Karfreitagabend. Cristina Fabry
n id="u8809e2aa-88a1-5148-a157-3e0a44d98f03">
Cristina Fabry
Karfreitagabend
Erzählung
Dieses ebook wurde erstellt bei
Inhaltsverzeichnis
Vorwort – in eigener Sache
An Karfreitag 2021 schrieb eine von mir geschätzte Bloggerin, dass sie gern einen Film sehen oder ein Buch lesen würde, bei dem es darum geht, was die Jünger Jesu am Tag der Kreuzigung taten und zwar, nachdem Jesus gestorben war. Was ging ihnen durch Kopf und Herz?

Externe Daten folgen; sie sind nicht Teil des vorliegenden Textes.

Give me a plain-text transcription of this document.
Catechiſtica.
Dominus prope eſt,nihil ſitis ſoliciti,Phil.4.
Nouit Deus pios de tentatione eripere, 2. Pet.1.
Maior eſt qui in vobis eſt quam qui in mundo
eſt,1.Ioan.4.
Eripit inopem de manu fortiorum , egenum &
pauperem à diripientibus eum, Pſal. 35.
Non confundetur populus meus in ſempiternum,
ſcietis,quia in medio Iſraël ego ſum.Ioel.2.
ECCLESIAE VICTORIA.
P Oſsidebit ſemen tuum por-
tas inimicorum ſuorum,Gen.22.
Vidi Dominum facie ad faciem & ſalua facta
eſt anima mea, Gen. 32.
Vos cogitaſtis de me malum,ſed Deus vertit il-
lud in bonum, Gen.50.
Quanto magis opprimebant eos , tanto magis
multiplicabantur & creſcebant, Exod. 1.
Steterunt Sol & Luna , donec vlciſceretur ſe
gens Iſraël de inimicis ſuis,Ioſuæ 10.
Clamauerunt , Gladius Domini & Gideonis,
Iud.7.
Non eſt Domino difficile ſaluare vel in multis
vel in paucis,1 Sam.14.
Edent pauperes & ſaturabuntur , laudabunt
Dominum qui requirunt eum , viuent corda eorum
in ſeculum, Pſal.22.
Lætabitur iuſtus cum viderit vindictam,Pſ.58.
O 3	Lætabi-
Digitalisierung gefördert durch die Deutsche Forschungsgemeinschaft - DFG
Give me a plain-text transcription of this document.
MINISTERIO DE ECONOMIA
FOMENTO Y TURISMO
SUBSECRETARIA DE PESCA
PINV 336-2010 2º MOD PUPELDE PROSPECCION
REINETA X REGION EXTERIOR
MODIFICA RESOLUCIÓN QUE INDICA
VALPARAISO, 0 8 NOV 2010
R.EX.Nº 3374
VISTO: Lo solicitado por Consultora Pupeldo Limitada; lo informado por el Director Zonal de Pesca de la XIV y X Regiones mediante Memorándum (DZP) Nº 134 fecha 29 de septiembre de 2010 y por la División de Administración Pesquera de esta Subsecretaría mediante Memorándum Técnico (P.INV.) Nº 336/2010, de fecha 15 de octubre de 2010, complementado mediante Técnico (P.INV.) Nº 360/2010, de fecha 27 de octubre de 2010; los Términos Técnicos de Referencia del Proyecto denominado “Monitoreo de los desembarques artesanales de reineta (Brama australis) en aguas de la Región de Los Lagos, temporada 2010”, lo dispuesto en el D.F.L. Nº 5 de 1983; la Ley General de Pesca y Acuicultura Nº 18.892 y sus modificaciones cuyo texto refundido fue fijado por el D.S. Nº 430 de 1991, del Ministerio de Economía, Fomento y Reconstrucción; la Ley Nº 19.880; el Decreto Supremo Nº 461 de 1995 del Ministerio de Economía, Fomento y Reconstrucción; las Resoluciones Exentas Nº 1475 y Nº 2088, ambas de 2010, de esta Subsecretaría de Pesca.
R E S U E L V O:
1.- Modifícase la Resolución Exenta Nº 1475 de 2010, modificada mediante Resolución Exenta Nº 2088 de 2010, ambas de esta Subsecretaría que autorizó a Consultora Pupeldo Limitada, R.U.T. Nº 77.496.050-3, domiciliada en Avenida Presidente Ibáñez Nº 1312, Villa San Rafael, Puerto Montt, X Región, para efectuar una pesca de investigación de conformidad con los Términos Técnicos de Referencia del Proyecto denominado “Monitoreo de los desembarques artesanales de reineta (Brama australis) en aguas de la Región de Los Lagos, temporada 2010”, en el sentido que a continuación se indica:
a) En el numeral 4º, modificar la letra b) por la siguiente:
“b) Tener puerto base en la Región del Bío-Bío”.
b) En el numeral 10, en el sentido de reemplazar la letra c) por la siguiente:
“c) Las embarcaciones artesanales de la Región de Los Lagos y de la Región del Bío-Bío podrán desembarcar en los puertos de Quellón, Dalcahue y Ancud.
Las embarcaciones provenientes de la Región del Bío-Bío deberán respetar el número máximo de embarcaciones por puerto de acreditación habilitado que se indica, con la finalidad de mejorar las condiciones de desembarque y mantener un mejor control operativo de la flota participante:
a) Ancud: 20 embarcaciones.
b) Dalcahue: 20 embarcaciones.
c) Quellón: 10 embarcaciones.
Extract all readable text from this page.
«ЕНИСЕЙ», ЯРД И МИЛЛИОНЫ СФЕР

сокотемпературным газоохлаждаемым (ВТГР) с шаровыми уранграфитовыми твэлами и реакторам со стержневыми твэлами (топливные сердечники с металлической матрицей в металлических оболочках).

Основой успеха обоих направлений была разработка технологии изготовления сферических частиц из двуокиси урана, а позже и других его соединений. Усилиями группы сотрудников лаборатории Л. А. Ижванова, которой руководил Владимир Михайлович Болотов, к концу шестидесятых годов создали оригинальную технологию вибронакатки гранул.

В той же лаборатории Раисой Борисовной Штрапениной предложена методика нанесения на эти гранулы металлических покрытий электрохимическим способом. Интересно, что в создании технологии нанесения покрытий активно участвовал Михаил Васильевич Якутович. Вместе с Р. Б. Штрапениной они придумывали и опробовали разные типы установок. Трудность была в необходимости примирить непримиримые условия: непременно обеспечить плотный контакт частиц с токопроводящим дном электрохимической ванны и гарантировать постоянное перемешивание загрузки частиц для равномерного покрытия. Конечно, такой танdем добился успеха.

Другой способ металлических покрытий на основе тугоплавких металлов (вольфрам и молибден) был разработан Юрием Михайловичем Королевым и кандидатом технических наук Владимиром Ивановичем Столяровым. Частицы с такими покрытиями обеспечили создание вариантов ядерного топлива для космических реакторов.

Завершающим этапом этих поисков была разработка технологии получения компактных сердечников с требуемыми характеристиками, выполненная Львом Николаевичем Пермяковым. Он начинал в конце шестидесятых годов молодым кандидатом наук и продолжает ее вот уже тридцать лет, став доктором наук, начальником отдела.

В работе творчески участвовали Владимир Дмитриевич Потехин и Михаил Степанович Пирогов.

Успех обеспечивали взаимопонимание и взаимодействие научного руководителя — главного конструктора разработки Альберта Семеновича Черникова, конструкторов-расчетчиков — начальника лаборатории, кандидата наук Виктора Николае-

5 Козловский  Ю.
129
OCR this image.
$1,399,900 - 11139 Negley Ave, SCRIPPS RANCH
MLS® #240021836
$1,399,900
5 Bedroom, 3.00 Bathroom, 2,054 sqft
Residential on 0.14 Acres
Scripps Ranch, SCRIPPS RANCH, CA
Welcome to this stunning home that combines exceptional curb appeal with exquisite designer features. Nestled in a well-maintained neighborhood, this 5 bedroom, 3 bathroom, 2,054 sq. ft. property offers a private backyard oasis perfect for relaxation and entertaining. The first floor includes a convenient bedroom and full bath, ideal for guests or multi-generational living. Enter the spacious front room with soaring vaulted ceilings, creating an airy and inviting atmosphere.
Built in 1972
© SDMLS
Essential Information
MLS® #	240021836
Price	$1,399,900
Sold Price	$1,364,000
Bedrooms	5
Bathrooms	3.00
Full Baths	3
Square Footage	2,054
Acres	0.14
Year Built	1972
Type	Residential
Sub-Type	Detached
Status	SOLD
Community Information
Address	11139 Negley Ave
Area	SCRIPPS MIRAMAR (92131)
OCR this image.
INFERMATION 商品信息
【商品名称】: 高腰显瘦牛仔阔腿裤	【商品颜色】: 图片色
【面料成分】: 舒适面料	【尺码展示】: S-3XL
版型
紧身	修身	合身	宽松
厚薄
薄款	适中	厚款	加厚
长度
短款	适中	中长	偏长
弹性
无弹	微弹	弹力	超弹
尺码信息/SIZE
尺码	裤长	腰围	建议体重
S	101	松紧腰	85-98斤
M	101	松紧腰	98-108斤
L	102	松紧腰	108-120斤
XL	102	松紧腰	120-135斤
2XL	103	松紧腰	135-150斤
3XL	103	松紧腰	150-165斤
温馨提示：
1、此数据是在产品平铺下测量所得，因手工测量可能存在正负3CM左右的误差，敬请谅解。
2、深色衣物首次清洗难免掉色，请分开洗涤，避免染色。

Es kann spannend sein, sich das vorzustellen, die Bibel sagt nicht viel darüber und ist ja auch keine fundierte, historische Quelle.
Aber die Jünger – und Jüngerinnen Jesu waren Menschen sehr unterschiedlichen Charakters, die eine schwierige Krise meistern mussten und alles, was sie erlebten, war bereits vor ihnen und auch jahrhundertelang nach ihnen eine Aneinanderreihung allgemeiner, menschlicher Erfahrungen. Wir haben keine Ahnung, wie die Menschen damals im Alltag miteinander geredet haben, was ausgesprochen wurde und was man lieber für sich behielt, welche Gefühle den Einzelnen bewusst waren und welche ihr Verhalten bestimmten, ohne dass ihnen klar war, warum das so war. Sie tickten sicher ganz anders als wir heute, hatten eine vollkommen andere psychische Struktur, eine andere Art nach außen mit Konflikten umzugehen, aber auch sie innerlich zu verarbeiten. Wir haben schon Verständnisprobleme, wenn wir es in der heutigen Zeit mit Menschen aus anderen Kulturkreisen zu tun haben, ja sogar wenn sie aus einem anderen sozialen Umfeld stammen, weil sie nicht die gleichen Erfahrungen gemacht haben und anders geprägt wurden. Es wird also kaum realistisch sein, was ich mir hier ausgedacht habe.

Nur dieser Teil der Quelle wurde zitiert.